The scheme programming language--CPS

傳說中的CPS，顛覆思惟的little journey.

First example

(letrec ([f (lambda (x) (cons 'a x))]
         [g (lambda (x) (cons 'b (f x)))]
         [h (lambda (x) (g (cons 'c x)))])
  (cons 'd (h '())))

We can rewrite this in Continuation-passing style

(letrec([f (lambda (x k) (k (cons 'a x)))]
        [g (lambda (x k) (f x (lambda(x) (cons 'b x))))]
        [h (lambda (x k) (g (cons 'c x) k))])
  (h '() (lambda(x) (cons 'd x))))

It seems that in CPS every expression are written in the form of procedure application. Actions other than funciotn call are put in C!

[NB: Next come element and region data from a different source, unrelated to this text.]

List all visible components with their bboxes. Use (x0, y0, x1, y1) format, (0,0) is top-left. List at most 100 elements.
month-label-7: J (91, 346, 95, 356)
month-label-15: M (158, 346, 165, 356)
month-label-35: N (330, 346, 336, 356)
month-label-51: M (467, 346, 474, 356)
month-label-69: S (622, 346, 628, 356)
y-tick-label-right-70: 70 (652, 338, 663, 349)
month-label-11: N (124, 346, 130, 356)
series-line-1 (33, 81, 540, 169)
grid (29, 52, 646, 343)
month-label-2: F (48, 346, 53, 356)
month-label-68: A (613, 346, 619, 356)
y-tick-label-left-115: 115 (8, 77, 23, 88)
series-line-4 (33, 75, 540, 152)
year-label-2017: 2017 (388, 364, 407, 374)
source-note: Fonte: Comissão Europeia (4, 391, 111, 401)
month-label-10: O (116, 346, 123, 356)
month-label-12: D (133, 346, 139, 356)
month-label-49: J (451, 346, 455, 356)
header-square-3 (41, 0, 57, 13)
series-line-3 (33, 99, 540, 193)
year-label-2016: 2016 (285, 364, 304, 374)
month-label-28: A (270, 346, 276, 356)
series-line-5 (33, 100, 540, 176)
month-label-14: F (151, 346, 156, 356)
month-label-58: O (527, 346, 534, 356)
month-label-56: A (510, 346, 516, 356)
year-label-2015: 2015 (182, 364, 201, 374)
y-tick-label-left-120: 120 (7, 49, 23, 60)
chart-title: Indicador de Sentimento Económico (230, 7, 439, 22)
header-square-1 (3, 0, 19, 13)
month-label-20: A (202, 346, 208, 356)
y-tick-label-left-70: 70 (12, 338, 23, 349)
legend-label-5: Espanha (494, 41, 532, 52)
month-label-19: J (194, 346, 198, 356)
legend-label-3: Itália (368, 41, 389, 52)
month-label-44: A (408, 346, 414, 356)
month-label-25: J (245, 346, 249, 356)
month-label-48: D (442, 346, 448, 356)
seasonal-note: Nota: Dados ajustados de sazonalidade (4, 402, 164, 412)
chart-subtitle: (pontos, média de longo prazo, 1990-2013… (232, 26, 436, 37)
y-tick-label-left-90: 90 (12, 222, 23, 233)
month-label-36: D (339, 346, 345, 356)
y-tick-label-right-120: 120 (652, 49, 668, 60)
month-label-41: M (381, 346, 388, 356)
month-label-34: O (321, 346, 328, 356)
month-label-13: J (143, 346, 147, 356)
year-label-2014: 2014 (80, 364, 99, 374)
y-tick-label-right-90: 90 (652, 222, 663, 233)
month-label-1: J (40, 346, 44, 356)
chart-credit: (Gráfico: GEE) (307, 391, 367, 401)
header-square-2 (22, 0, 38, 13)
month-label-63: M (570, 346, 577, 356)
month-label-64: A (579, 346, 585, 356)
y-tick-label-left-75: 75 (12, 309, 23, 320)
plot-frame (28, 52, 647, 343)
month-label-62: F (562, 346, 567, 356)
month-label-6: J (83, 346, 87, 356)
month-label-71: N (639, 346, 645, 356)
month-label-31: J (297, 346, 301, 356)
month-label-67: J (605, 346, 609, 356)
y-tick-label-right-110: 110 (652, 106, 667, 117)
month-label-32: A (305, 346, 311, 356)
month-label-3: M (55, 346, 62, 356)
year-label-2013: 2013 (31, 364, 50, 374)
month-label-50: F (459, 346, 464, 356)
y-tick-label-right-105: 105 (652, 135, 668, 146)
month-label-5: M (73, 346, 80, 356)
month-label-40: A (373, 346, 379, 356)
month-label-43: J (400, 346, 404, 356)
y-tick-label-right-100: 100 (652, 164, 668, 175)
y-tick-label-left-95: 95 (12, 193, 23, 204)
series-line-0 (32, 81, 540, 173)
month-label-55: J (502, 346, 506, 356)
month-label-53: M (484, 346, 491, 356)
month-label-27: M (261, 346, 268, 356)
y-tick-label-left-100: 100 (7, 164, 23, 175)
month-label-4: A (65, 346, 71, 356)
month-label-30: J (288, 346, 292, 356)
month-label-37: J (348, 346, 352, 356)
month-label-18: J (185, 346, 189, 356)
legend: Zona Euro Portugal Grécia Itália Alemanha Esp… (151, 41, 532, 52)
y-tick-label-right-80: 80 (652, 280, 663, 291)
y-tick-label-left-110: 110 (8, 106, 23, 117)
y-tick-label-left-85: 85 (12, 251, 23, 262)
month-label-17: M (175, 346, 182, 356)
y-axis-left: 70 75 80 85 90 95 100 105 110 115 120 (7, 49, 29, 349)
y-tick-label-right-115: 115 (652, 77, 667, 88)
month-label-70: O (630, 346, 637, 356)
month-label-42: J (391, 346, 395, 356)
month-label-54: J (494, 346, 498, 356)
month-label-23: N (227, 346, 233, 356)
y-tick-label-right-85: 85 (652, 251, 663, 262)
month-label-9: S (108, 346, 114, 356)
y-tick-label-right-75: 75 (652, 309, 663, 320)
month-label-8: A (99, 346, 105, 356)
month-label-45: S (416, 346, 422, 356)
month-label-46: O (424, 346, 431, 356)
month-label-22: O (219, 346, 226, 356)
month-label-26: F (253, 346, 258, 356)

CPS allows a procedure to pass more than one result to its continuation

(define car&cdr
  (lambda(p k)
    (k (car p) (cdr p))))

(car&cdr '(a b c)
  (lambda(x y)
    (list y x))) => ((b c) a)
(car&cdr '(a b c) cons) => (a b c)

Another example is that two continuation is passed. This paradigm could achieve complex control structure.

(define integer-divide
  (lambda(x y success failure)
    (if (= y 0)
        (failure "divide by zero")
        (let ([q (quotient x y)])
          (success q (- x (* q y)))))))

Codes form written with call/cc could now be done with CPS

(define product
  (let ([break k])
    (lambda(ls k)
      (let f([ls ls] [k k])
        (cond
          [(null? ls) (k 1)]
          [(= (car ls) 0) (break 0)]
          [else (f (cdr ls)
                  (lambda(x)
                    (k (* (car ls) x))))])))))

the final example is an interesting CPS map

(define map/k
  (lambda(p ls k)
    (if (null? ls)
        (k '())
        (p (car ls) 
          (lambda(x)
            (map/k p (cdr ls)
              (lambda(y)
                (k (cons x y)))))))))

(define reciprocals
  (lambda(ls)
    (map/k (lambda(x k) (if (= x 0) "zero found" (k (/ 1 x))))
      ls 
      (lambda(x) x))))

 By not passing continuation k to "zero found" this piece actually achieve the effect of Call/cc.

Write a program to automatically transform code to CPS form, unbelievable! Have a try some day.